6. Attack from above: A scary story from the registry
Hijacking conjures all the paranoia and uncertainty of a horror film, and you wouldn’t expect it at an online business. However, domain hijacks wreak horrifying results on a company’s online presence and communication, when surprise attacks send ecommerce grinding to a halt. Hijackers bypass website security, attacking businesses via their connection to their domain registrar.
These attacks affect businesses of all shapes and sizes. In 2015, a domain hijack redirected a large computer company’s visitors to a webcam stream of a man sitting in his bedroom, just one among several scary stories.
7. The SSL from hell
A floating padlock on screen. Plummeting SEO. Disappearing revenue. While they’re not exactly typical tropes from a scary story, these three symptoms all occur when businesses let their SSL expire. The SSL, or Secure Sockets Layer, encrypts the transfer of confidential information across a website, so when businesses let them lapse, they lose customer trust, and valuable ecommerce.

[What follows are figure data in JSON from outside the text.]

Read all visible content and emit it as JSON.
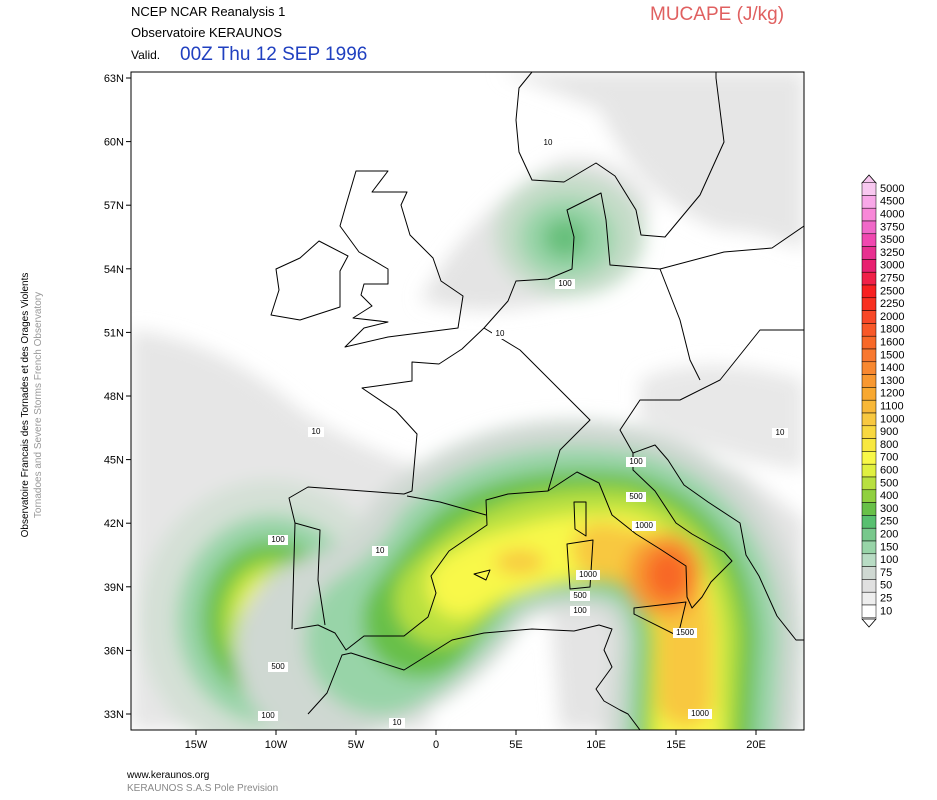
{
  "header": {
    "line1": "NCEP NCAR Reanalysis 1",
    "line2": "Observatoire KERAUNOS",
    "valid_label": "Valid.",
    "valid_time": "00Z Thu 12 SEP 1996",
    "field": "MUCAPE (J/kg)"
  },
  "side_text": {
    "french": "Observatoire Francais des Tornades et des Orages Violents",
    "english": "Tornadoes and Severe Storms French Observatory"
  },
  "lat_ticks": [
    {
      "value": 63,
      "label": "63N"
    },
    {
      "value": 60,
      "label": "60N"
    },
    {
      "value": 57,
      "label": "57N"
    },
    {
      "value": 54,
      "label": "54N"
    },
    {
      "value": 51,
      "label": "51N"
    },
    {
      "value": 48,
      "label": "48N"
    },
    {
      "value": 45,
      "label": "45N"
    },
    {
      "value": 42,
      "label": "42N"
    },
    {
      "value": 39,
      "label": "39N"
    },
    {
      "value": 36,
      "label": "36N"
    },
    {
      "value": 33,
      "label": "33N"
    }
  ],
  "lon_ticks": [
    {
      "value": -15,
      "label": "15W"
    },
    {
      "value": -10,
      "label": "10W"
    },
    {
      "value": -5,
      "label": "5W"
    },
    0,
    {
      "value": 5,
      "label": "5E"
    },
    {
      "value": 10,
      "label": "10E"
    },
    {
      "value": 15,
      "label": "15E"
    },
    {
      "value": 20,
      "label": "20E"
    }
  ],
  "colorbar": {
    "levels": [
      5000,
      4500,
      4000,
      3750,
      3500,
      3250,
      3000,
      2750,
      2500,
      2250,
      2000,
      1800,
      1600,
      1500,
      1400,
      1300,
      1200,
      1100,
      1000,
      900,
      800,
      700,
      600,
      500,
      400,
      300,
      250,
      200,
      150,
      100,
      75,
      50,
      25,
      10
    ],
    "colors": [
      "#f8c8f0",
      "#f8a8e8",
      "#f888d8",
      "#f068c8",
      "#f048b0",
      "#e83090",
      "#e82070",
      "#f02048",
      "#f82020",
      "#f83020",
      "#f84828",
      "#f85828",
      "#f86828",
      "#f87830",
      "#f88830",
      "#f89830",
      "#f8a830",
      "#f8b838",
      "#f8c840",
      "#f8d840",
      "#f8e840",
      "#f8f848",
      "#e0f040",
      "#b8e040",
      "#90d040",
      "#68c048",
      "#58c070",
      "#78c88c",
      "#98d4a8",
      "#b8dcc4",
      "#cfd8d2",
      "#e0e0e0",
      "#eeeeee",
      "#ffffff"
    ]
  },
  "contour_labels": [
    "10",
    "100",
    "10",
    "10",
    "10",
    "100",
    "500",
    "1000",
    "100",
    "10",
    "1000",
    "500",
    "100",
    "1500",
    "500",
    "100",
    "10",
    "1000"
  ],
  "footer": {
    "url": "www.keraunos.org",
    "company": "KERAUNOS S.A.S Pole Prevision"
  }
}
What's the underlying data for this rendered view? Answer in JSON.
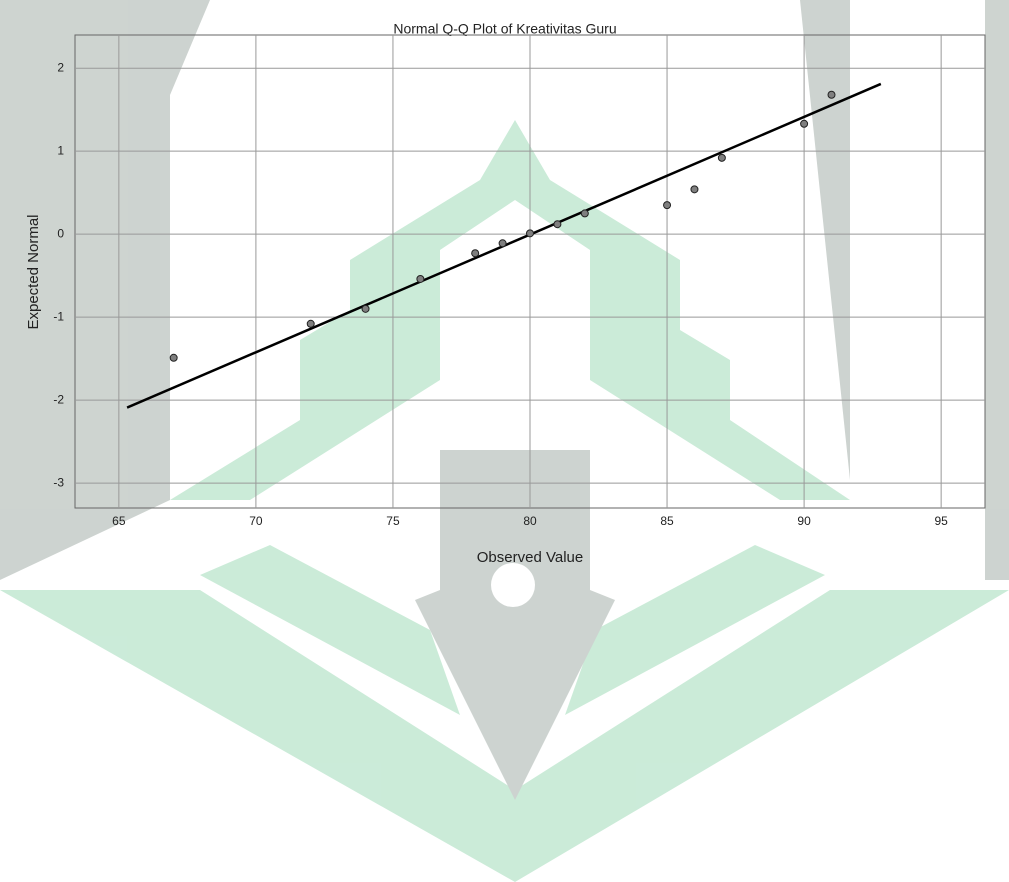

8: Attack from inside: rogue roles
Disorganized domain management turns website downtime into a murder mystery. In a worst-case scenario, businesses struggle to figure out how many domains they even own, let alone who’s in charge of them. Domain management complicates itself as businesses evolve and rogue admins register domains in their own names, with personal email addresses. In one particularly scary story, a company changed domain manager and had to spend $300,000 to extricate their assets from the ex-employee. Take control of your story, and use strategies like domain consolidation and registry locks to secure your business.
Conclusions: Protecting your domains from scary stories
A scary story keeps us entertained at Halloween, but it also warns us about the perils of carelessness and complacency. Managed renewals keep your domains safe and sustainable, while registry locks and AnyCast networks protect you from hijacks and DDoS attacks. Let’s celebrate the season by chasing the ghosts and gremlins out of our technical infrastructure, shoring up our online presence with effective Corporate Domain Management measures.